Because of the way I’m wired, I can’t help but suspect that a big part of gender is a social construct. Let’s pause to consider how ideas of femininity are constructed by the media, the film industry, the fashion industry, the cosmetics industry, the porn industry, and so forth. Last time I checked, these were all fields with significant male influence, if not male domination, constructing femininity for the male gaze. Massive pressures to look and dress in certain ways come down to us from these large, powerful forces that really haven’t woken up to gender equality at all. The female body is something they can exploit for cash, simply.
Imagine a world where women were not under constant pressure to conform to ‘beauty’ norms. Imagine a world where most of the women you see on the screen were not speaking the words put into their mouths by men to conform to outmoded ideas about what women are. Imagine pornography made by women for women if you want to go really radical.

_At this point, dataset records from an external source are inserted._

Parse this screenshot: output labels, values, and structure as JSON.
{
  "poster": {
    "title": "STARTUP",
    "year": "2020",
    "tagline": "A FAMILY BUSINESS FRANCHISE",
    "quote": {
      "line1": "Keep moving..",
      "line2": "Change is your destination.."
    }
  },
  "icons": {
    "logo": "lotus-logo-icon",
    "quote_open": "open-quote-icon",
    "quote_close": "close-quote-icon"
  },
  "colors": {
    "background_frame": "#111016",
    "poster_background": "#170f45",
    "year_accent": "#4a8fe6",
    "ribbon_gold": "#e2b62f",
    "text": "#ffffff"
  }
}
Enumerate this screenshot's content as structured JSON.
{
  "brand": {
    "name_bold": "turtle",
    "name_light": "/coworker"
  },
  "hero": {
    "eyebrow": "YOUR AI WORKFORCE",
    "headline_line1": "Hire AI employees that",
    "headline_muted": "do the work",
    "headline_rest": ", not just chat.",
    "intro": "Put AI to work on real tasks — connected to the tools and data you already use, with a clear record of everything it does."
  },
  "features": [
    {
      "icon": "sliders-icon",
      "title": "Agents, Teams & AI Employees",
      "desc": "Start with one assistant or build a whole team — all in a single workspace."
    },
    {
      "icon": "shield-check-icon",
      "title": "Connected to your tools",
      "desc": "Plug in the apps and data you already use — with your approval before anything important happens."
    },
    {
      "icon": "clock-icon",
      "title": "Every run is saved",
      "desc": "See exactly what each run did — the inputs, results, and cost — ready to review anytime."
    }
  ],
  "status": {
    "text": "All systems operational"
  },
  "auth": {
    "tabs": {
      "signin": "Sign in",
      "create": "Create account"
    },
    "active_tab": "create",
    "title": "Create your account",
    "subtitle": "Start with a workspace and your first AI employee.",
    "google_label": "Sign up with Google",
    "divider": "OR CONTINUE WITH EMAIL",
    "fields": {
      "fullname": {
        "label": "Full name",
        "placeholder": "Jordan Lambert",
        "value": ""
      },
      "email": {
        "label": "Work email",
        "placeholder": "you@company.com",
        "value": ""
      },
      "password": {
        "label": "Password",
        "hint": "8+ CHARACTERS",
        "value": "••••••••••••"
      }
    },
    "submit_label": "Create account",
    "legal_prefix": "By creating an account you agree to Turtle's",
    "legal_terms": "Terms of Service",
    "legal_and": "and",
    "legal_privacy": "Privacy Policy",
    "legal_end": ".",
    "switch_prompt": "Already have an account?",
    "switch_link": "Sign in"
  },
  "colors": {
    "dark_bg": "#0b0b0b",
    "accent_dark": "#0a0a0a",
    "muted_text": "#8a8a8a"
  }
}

Of course trans women don’t always ‘pass’ they don’t always fit easily into the female gender stereotype as constructed (I think) by historical male preference. Too tall, too hairy, too muscular. I’m tall, hairy and muscular. I can’t help but think that the gender stereotype might be what’s wrong here. I also want to ask who a person is being feminine for, whose permission and acceptance they need to present as they want to. How much do we need our gender identities affirmed by those around us, how much power do we give them? How much is gender identity just a question of what you’ve got in your pants, and if you were in a car accident and what was in your pants no longer looked the same, would your gender identity change?
I wonder sometimes if the main reason I can’t identify with my body identity is that femininity is too narrow a social construct. So for entirely selfish reasons, I’m interested in broadening the definition of what female is, on the off-chance it turns out there is space for me after all.